Ne pas se focaliser sur la seule production

Globalement, l’ensemble des initiatives de durabilités étudiées pour la filière cacao/chocolat ont en commun de se focaliser sur l’échelon de production et les pratiques des cacaoculteurs. Ces stratégies ne prennent pas en compte les dynamiques connues de déplacement des zones de production de cacao qui expliquent en grande partie la déforestation liée à cette culture.

Ce faisant, la filière évite de poser la question d’une réelle transformation de l’ensemble de la chaîne de valeur, et pas seulement de son échelon productif. Il apparaît donc nécessaire que l’ensemble des étapes de la chaîne de valeur, y compris la transformation et la production, adaptent leur modèle aux contraintes d’un cacao durable, c’est à dire d’un cacao mieux tracé et plus rémunérateur.
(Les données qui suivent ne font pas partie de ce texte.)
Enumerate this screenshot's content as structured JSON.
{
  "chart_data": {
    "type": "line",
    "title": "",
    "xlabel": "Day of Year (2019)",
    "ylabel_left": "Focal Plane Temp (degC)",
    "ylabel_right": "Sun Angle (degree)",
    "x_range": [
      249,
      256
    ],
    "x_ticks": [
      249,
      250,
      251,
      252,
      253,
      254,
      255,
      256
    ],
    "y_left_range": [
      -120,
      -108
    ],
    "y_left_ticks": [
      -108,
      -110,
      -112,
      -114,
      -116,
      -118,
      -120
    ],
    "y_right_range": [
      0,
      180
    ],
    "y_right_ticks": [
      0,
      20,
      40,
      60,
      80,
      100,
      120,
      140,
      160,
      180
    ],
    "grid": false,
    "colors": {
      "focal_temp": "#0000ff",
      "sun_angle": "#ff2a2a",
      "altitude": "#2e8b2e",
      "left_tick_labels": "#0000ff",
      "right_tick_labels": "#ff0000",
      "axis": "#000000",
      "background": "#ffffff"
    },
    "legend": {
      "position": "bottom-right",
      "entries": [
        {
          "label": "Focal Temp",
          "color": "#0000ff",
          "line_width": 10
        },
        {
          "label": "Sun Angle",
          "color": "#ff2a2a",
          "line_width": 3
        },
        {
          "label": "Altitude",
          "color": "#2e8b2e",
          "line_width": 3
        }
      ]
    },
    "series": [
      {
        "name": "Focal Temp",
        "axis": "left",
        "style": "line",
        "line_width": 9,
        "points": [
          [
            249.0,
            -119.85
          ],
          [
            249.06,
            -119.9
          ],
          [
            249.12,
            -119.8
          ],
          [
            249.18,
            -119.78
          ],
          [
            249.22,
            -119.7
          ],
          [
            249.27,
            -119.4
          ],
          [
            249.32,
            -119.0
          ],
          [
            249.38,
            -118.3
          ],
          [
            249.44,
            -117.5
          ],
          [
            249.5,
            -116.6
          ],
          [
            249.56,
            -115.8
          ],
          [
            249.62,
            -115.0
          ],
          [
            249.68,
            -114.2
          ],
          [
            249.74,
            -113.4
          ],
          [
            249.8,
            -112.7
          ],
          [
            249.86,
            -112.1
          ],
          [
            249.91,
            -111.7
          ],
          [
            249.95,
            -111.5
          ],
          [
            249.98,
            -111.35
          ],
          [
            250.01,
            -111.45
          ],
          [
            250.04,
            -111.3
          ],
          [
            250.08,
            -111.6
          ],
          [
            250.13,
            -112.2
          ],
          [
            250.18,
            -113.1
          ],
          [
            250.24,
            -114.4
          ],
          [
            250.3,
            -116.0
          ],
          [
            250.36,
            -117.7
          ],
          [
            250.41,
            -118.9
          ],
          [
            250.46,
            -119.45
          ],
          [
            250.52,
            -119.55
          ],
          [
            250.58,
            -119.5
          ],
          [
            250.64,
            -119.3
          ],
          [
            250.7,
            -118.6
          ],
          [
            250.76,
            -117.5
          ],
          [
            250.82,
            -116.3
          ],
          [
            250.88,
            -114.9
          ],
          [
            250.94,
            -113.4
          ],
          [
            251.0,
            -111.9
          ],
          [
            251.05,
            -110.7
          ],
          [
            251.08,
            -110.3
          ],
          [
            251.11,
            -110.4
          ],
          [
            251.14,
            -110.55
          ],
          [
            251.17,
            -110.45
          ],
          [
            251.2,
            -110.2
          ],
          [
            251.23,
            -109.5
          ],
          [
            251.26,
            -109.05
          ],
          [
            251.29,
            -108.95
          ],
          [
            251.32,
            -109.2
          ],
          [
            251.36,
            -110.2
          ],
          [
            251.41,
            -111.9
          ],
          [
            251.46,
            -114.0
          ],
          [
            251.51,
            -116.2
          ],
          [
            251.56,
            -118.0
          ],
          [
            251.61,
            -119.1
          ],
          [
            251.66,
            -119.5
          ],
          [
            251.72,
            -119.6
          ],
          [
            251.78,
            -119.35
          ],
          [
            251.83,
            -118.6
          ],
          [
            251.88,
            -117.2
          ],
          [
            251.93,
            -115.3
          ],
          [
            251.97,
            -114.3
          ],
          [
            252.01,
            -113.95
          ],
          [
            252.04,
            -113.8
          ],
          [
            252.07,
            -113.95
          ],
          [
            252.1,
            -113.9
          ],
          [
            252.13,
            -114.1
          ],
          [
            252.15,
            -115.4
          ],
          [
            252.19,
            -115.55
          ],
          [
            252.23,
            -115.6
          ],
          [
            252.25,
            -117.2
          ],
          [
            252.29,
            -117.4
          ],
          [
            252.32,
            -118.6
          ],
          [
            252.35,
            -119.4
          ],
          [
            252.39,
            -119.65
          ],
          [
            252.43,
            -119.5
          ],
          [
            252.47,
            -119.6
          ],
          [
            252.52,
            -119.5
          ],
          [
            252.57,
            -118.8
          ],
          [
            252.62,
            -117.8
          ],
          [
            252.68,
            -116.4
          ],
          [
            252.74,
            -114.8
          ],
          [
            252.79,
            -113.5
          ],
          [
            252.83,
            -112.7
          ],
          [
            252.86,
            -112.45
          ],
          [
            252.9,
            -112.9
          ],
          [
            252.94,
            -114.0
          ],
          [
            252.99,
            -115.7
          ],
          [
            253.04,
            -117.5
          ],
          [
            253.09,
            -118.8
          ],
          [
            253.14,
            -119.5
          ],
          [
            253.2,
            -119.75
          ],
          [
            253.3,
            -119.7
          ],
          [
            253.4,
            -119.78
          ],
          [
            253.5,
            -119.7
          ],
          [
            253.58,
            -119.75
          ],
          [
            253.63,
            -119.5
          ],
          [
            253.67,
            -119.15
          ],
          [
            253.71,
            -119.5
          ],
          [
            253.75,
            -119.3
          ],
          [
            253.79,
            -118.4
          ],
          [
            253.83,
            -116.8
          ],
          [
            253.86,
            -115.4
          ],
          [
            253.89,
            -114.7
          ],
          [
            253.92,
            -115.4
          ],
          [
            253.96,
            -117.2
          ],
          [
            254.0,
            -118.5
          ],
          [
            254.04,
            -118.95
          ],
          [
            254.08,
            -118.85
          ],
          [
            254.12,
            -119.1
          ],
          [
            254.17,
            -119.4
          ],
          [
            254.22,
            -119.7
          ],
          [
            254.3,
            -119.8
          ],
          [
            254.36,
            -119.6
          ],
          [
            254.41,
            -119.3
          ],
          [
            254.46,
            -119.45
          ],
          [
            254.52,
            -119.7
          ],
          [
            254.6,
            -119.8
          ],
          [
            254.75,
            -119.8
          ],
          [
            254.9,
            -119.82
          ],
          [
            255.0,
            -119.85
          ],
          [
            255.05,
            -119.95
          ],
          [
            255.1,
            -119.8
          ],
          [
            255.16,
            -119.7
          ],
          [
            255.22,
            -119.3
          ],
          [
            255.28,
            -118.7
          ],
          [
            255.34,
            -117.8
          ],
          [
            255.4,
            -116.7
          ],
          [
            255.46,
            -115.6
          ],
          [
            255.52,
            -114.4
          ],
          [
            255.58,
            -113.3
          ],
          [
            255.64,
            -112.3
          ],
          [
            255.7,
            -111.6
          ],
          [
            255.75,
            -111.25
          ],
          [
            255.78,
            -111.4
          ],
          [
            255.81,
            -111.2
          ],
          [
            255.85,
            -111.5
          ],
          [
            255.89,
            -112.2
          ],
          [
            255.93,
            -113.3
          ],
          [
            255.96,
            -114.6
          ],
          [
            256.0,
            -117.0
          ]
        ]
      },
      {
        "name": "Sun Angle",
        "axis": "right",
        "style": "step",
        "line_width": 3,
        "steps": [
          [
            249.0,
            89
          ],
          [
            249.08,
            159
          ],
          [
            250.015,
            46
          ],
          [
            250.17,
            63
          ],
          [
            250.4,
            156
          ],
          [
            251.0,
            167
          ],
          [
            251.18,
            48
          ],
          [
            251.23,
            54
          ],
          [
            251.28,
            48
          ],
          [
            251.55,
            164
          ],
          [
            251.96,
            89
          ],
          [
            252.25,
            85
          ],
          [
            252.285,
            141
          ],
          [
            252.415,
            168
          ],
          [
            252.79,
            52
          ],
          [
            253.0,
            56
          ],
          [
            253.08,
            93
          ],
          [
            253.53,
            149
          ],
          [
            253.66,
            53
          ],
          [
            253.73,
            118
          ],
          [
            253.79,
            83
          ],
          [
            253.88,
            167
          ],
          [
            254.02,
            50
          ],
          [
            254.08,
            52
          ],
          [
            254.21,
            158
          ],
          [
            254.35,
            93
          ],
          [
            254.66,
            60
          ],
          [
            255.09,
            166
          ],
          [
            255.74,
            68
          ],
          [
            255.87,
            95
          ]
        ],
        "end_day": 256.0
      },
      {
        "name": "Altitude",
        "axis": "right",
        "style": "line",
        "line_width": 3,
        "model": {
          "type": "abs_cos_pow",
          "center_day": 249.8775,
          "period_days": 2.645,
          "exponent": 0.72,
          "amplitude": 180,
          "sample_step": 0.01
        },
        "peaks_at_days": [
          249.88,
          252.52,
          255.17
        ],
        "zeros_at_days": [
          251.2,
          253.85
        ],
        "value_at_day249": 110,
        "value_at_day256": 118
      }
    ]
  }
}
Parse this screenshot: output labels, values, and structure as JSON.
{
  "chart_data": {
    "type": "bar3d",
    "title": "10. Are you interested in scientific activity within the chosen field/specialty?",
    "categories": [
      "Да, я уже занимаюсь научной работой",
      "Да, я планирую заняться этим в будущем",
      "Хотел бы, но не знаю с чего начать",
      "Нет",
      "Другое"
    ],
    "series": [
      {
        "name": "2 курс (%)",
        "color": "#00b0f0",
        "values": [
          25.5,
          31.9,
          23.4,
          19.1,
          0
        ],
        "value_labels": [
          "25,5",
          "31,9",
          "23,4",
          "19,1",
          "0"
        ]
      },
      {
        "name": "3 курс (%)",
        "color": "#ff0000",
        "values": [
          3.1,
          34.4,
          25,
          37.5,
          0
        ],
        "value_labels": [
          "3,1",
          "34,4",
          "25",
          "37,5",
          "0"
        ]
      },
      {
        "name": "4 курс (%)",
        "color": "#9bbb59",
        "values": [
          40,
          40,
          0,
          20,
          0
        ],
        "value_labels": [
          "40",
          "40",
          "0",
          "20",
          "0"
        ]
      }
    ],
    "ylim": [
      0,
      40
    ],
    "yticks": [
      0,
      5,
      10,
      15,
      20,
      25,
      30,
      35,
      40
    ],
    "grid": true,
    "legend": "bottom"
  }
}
Mais aussi que l’ensemble des acteurs de la filière se préoccupent de maintenir un niveau de demande supportable pour les écosystèmes actuels de production, afin d’éviter qu’un boom de production de cacao, dans de nouveaux bassins forestiers, comme en Afrique centrale par exemple, n’entraîne une fois de plus une vague de déforestation dans des écosystèmes sensibles.”